On the matter of revoking the security clearances of certain senior government officials after they’ve left office—the Trump administration’s thinking about doing that with former CIA Director John Brennan, former FBI Director James Comey, et al., and the associated flap come to mind—former Deputy State Department spokesman Adam Ereli has a point. Such a move would ring alarm bells, and one alleged motive for doing so raises this problem identified by Ereli:
I think that we’re going down a slippery slope. Who’s to decide what’s political and what’s not political?
He’s right. However, the wrong motive does not make the move wrong. These folks are no longer employees of the Federal government, and so they no longer have the need to know that is one of only two Critical Items in granting a security clearance. Nor should they have access to classified material—the other Critical Item in granting a clearance.
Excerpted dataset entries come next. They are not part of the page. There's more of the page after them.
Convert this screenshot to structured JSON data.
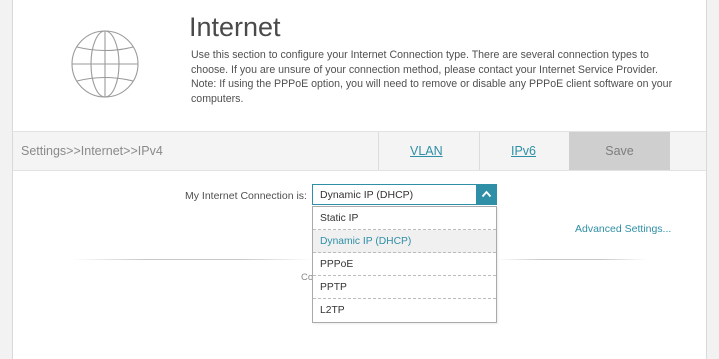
{
  "header": {
    "title": "Internet",
    "description": "Use this section to configure your Internet Connection type. There are several connection types to choose. If you are unsure of your connection method, please contact your Internet Service Provider. Note: If using the PPPoE option, you will need to remove or disable any PPPoE client software on your computers.",
    "icon": "globe-icon"
  },
  "navbar": {
    "breadcrumb": "Settings>>Internet>>IPv4",
    "vlan_label": "VLAN",
    "ipv6_label": "IPv6",
    "save_label": "Save"
  },
  "connection": {
    "label": "My Internet Connection is:",
    "selected": "Dynamic IP (DHCP)",
    "options": [
      {
        "label": "Static IP"
      },
      {
        "label": "Dynamic IP (DHCP)"
      },
      {
        "label": "PPPoE"
      },
      {
        "label": "PPTP"
      },
      {
        "label": "L2TP"
      }
    ]
  },
  "advanced_settings": "Advanced Settings...",
  "partially_hidden_text": "Co",
  "colors": {
    "accent": "#2f8fa6",
    "save_bg": "#cfcfcf",
    "selected_option_bg": "#f0f0f0"
  }
}
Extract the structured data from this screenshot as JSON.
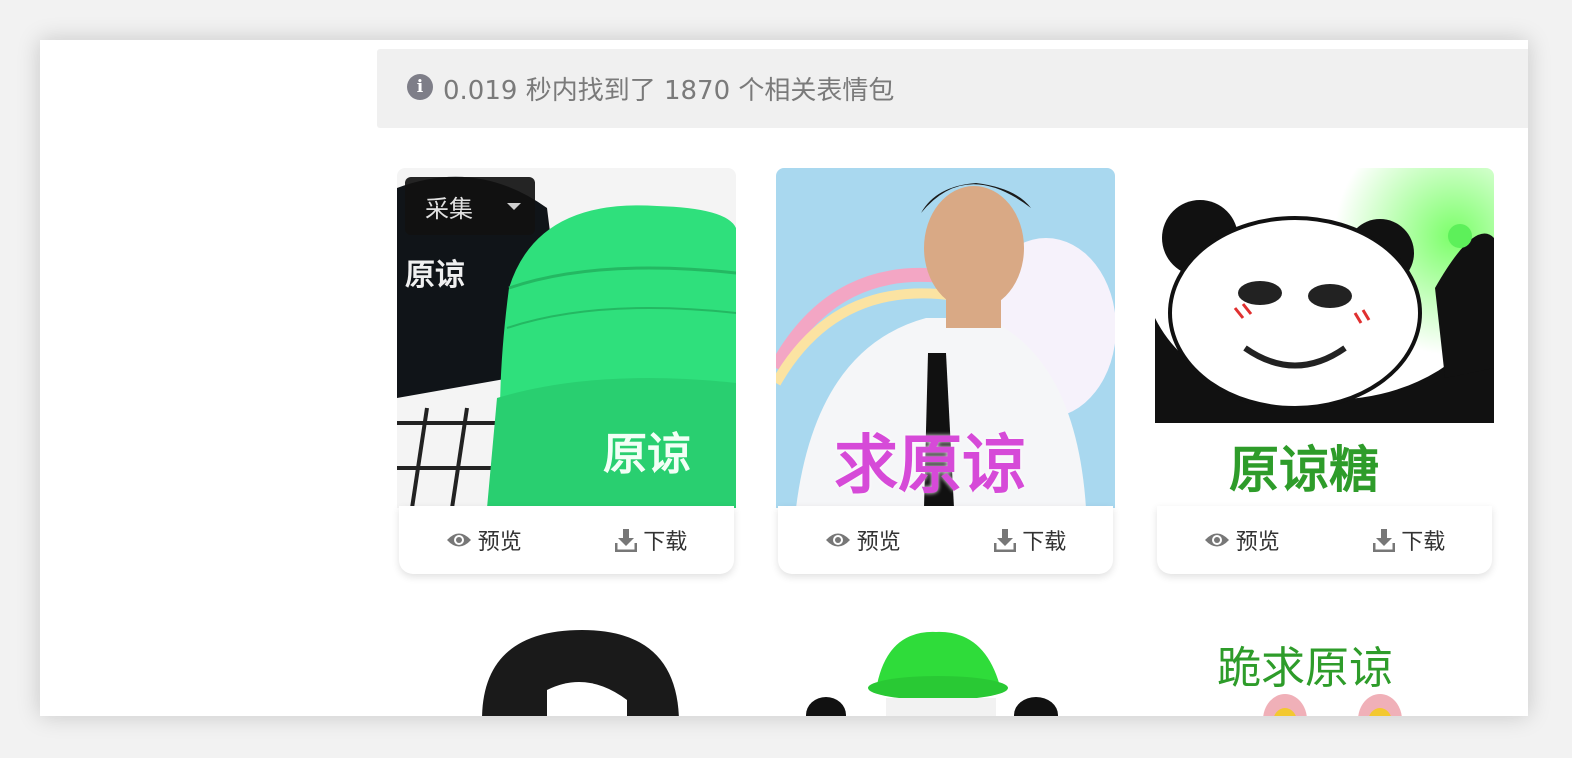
{
  "info": {
    "icon": "info-circle-icon",
    "text": "0.019 秒内找到了 1870 个相关表情包"
  },
  "collect": {
    "label": "采集"
  },
  "cards": [
    {
      "thumb_texts": [
        "原谅",
        "原谅"
      ],
      "preview_label": "预览",
      "download_label": "下载"
    },
    {
      "thumb_texts": [
        "求原谅"
      ],
      "preview_label": "预览",
      "download_label": "下载"
    },
    {
      "thumb_texts": [
        "原谅糖"
      ],
      "preview_label": "预览",
      "download_label": "下载"
    }
  ],
  "row2": [
    {
      "thumb_text": ""
    },
    {
      "thumb_text": ""
    },
    {
      "thumb_text": "跪求原谅"
    }
  ],
  "colors": {
    "hat_green": "#2fe07c",
    "text_green": "#2e9c2a",
    "sky_blue": "#a9d8ef",
    "magenta_text": "#d64ad8"
  }
}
The right answer here is a blanket one. All persons, on leaving government employ, should have their security clearances completely revoked; they should not have any security clearance at all. If government needs to consult a particular individual—a senior official, like an ex-CIA Director, for instance—on a particular matter, it’s perfectly straightforward to (re)vet such an individual and grant him the clearance regarding that item which he needs in order to advise effectively on it. The vetting and granting process could streamlined further by putting in place protocols optimized for just such a situation with just such a set of ex-senior government persons.
Similarly, it would be easy enough to grant, under the same protocols, limited clearances of limited duration to ex-Presidents so they can assemble their Presidential libraries.
As for the need to consult with them about history, and background, etc. – that’s extant knowledge on their parts, which is not expunged from their minds. They don’t need to have a clearance and access in order to discuss those matters with someone who has said clearance and access.
That may or may not be the case. However, the material remains classified, and so the no-longer-cleared individual cannot store, or possess, that information in any medium other than his extant wetware.
It’s also not symmetrical. Even assuming the no-longer-cleared individual is free to discuss his classified knowledge with a cleared individual, the cleared individual is enjoined from discussing classified material with uncleared individuals–regardless of what the cleared one might think the uncleared knows or what clearance that one might have had in the past.